Mindy: I feel like I need to REMIND you that Hell Week doesn’t begin until Thursday.

Satan: What’s your problem?

Mindy: Run-Rows? Another Monday with a Run-Row? Eight thousand kinds of lunges? With Coach Paige?!? OH MY GOD.

Satan: That’s not me, that’s divine intervention. Who ate a brownie yesterday?

Mindy: I logged it in MyFitnessPal, that was a sanctioned brownie!!!

Satan: Okaaaaaaayyyyy…

Mindy: Don’t judge me, I can eat whatever I want as long as I stay under 1500 calories a day.

Satan: Someone’s touchy. Maybe from a lack of protein?

Mindy: I need a win, and I feel like going into Hell Week it might be a while before I get one.

Satan: You never know…you might “win” at Hell Week. Hehehe…

Mindy: Very funny. You know what would help?

Satan: More protein?

Mindy: Ignoring you. I’ve been thinking about it, and I think I have decided that I just want you to make me Blake Lively.

Satan: What? The actress?

Mindy: Yep. She’s tall, gorgeous, rich and married to Deadpool.
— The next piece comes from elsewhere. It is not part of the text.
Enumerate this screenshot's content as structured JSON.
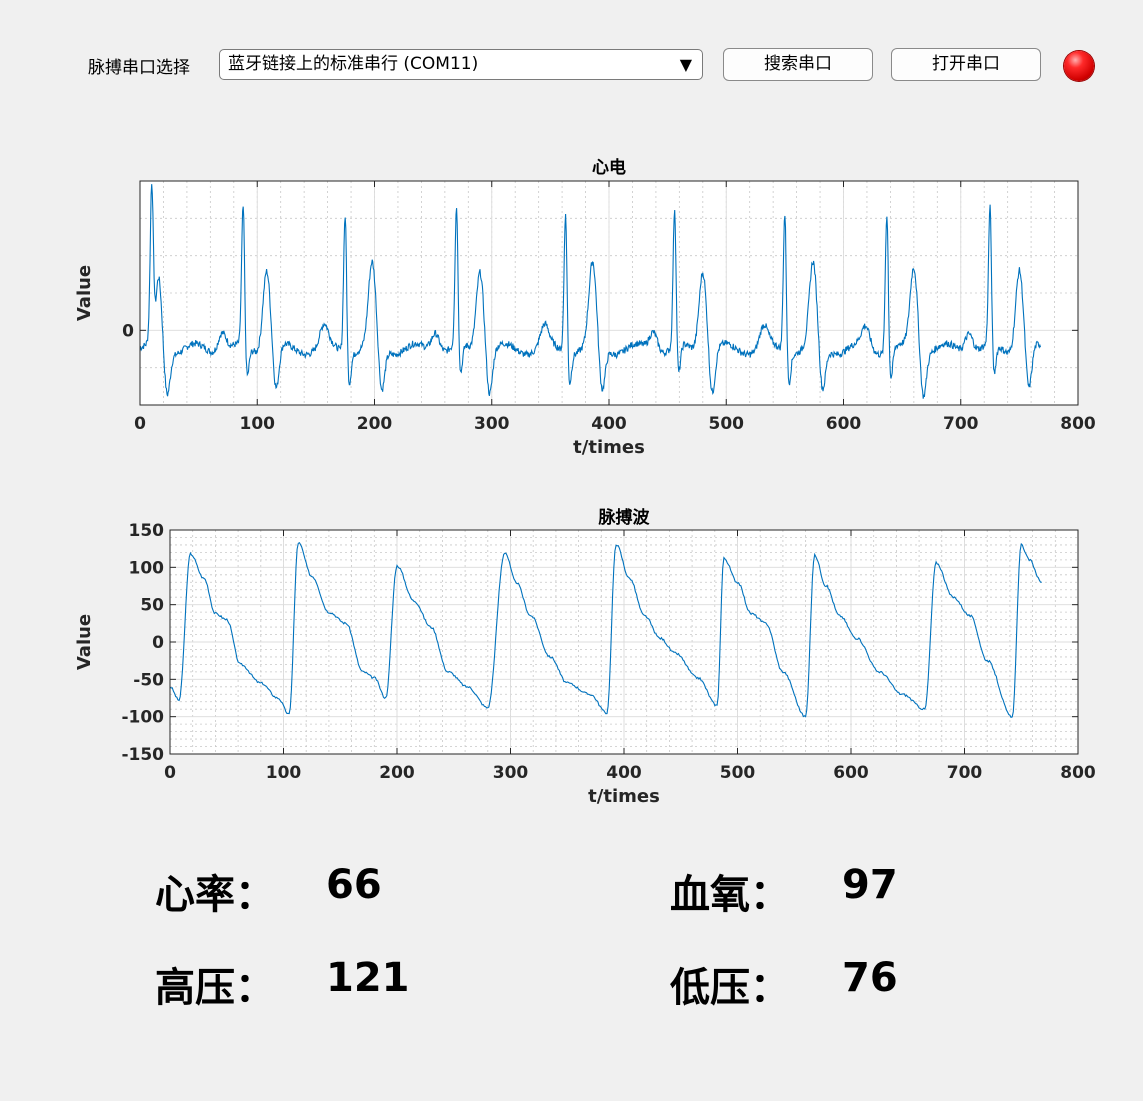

Satan: You mean Ryan Reynolds.

Mindy: <waving hand> Eh, same thing.

Satan: I can’t just suck out her soul and insert yours.

Mindy: I mean, have you tried? And how do we know she even has a soul? She IS an actress.

Satan: Hmmm. I haven’t checked…

Mindy: You have a foothold in there anyway, right? The Deadpool movie took forever to get made, you had to have helped there somehow…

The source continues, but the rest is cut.